Deep cultural immersion

The Access program helped Hayat improve his English-speaking skills and build confidence. But it was the Youth Space Program that showed him how far he had come and how much more he could achieve. “The various centers for climate image systems and solar energy were amazing,” he says, adding that he had the chance to work on a hot air balloon and track it. Meeting the other participants from different countries was certainly a unique experience. “I didn’t know that I could joke in English before,” he says.

Samar did not think she would ever make it to the program. “Huntsville was beautiful,” she says. “We would wander around the various centers, and I wish we had a chance to see more of the United States.” Working with the other participants led to interesting exchanges. “When I met them, I thought they were amazing and very cool,” she says. “Later I realized that they were thinking the same about me.”

The participants experienced American culture and life through visits to art festivals and shopping malls as well.

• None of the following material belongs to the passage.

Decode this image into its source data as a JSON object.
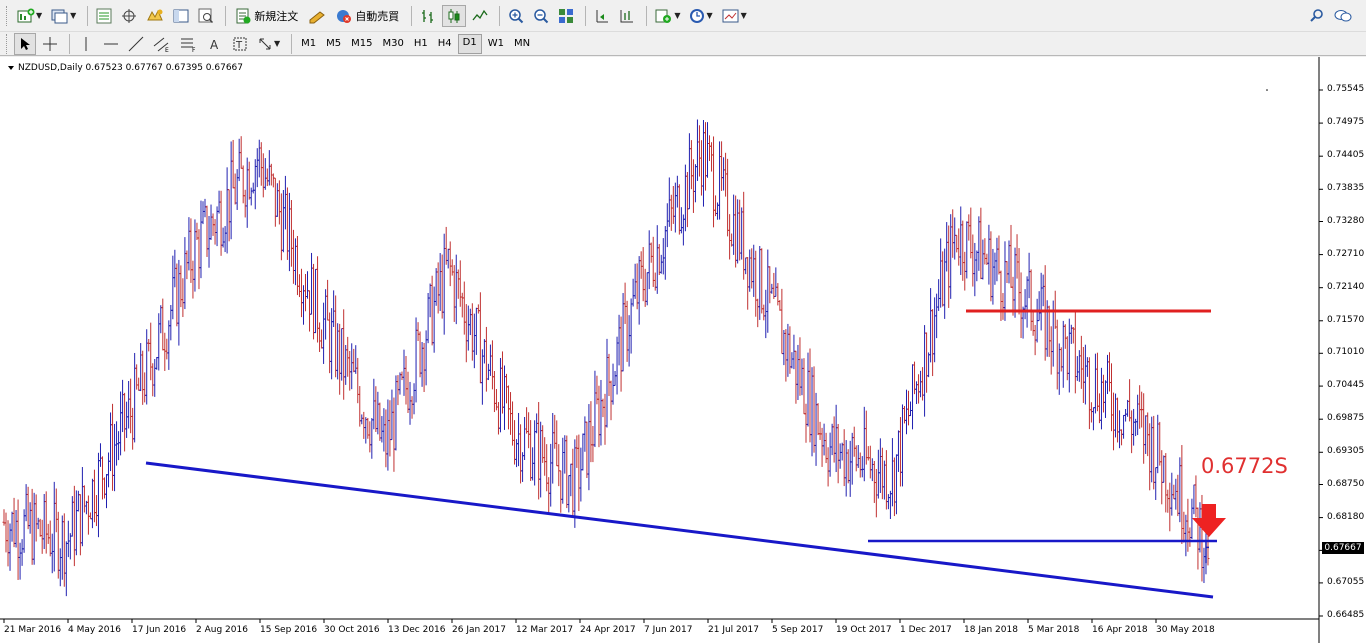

For Rasheed, this program brought home the importance of collaborating with others and learning to work in a team. “Borders and boundaries don’t matter because you are here to complete a task according to the specifications given,” he says. “We celebrated Eid in the camp and shared chocolates with everyone.”

Networking opportunities

This program, the participants feel, have really opened up new vistas for future careers. The networking and alumni opportunities that this program has provided will help them access other programs. As Samar says, “Earlier I used to study to get good marks but now I am inspired to pursue excellence.”

Paromita Pain is an assistant professor of Global Media Studies at the University of Nevada, Reno.